Both are deeply interesting riders, and both have already shown potential and promise in their new surroundings, but are yet to produce headline results – unless you count Vinales topping a practice session at Misano.
But even if neither will be particularly results-focused in the 2021 run-in, there will still be lots to learn – and how the gaps in pace to their respective stablemates progress may well tell us a lot about the ultimate potential of the Vinales/RS-GP and Dovizioso/M1 combos.
Rossi’s final MotoGP note
The stakes are admittedly pretty low for the final races of Valentino Rossi’s storied MotoGP career. Since the announcement he’s leaving, the results have basically lost meaning – even though the occasional crashes show the Italian is still clearly nowhere near ‘autopilot’ mode.
But there are still a couple of things to fight for in Rossi’s farewell campaign, even if they won’t do anything to change his overall grand prix racing legacy.
Firstly, Rossi has never done a podium-less season in his time in this paddock. Even his really difficult Ducati years both produced rostrum visits.
That streak will almost certainly be broken this year – he has been nowhere near podium contention all season, and it’d take something absolutely monumental for him to get in the mix in a conventional race. Still, a weather-affected event might yet give him a shot at that coveted premier-class podium #200.

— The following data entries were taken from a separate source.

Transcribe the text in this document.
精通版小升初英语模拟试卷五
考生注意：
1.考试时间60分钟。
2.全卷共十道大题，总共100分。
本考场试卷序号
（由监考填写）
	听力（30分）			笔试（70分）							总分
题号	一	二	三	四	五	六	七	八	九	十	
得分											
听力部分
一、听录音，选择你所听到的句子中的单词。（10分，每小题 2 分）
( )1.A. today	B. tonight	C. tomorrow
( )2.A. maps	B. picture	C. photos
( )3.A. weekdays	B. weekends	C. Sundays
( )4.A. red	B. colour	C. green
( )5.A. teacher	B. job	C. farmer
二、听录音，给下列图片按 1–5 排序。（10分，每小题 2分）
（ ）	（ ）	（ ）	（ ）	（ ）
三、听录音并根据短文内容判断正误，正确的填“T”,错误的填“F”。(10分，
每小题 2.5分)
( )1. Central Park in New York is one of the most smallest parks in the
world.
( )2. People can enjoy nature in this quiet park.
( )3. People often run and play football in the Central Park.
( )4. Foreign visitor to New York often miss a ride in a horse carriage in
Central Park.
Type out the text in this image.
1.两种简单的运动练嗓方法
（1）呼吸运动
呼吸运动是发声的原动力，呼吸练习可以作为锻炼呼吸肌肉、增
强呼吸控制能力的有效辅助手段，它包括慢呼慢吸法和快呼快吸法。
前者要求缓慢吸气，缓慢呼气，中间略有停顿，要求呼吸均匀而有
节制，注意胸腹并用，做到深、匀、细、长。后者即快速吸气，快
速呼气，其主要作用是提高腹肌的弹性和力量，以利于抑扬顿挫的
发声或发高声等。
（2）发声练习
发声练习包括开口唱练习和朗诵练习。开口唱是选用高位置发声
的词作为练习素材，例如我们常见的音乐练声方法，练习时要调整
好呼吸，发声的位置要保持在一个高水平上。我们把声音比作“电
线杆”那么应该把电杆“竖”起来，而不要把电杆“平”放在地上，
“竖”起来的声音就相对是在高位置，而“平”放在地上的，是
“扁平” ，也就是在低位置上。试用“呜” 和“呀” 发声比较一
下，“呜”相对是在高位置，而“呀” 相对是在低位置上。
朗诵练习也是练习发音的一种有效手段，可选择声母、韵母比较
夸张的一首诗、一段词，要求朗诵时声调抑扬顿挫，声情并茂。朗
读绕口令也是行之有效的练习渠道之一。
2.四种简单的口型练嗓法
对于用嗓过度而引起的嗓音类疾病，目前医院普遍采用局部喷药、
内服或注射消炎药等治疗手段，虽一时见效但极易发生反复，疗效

But he at least has a better shot of avoiding the full-timer ‘wooden spoon’, which currently looks set to go down to a straight fight between him and his brother Luca Marini, who is one point ahead.
Lorenzo Savadori was almost certainly going to be last of the full-timers in the championship this year, but he doesn’t really qualify after making way for Vinales at Aprilia – meaning that the Marini/Rossi battle for 20th in the standings effectively becomes the battle to not be last. And on Sundays they’re on track together all the time, so it might be a fun one to monitor.
A litmus test of Marquez’s recovery
He’s won at the Sachsenring and Austin, but Marc Marquez has found the going pretty tough in his comeback 2021 campaign, and the rhetoric from him and his camp has basically boiled down to the following picture: he’s improving but frustratingly slowly.
Conveniently enough, the rest of the MotoGP calendar looks almost tailor-made to provide a more empirical look at the progress Marquez has made.
First, he will head to Misano, where he has obviously already raced – to a decent but distant fourth place – a month ago. Then, we will see what he can do the second time out at Portimao, the very track he made his initial return earlier this season.
Finally, we’ll be served up with a Valencia venue that has been historically pretty neutral for Marquez, in that it’s not exactly his territory but also not a place where he’s obviously struggled relative to his average form.
All together, it should combine to give us a good look at how far Marquez has come with his recovery, and how far he’ll still need to go over the winter to get himself back among the title contenders in 2022.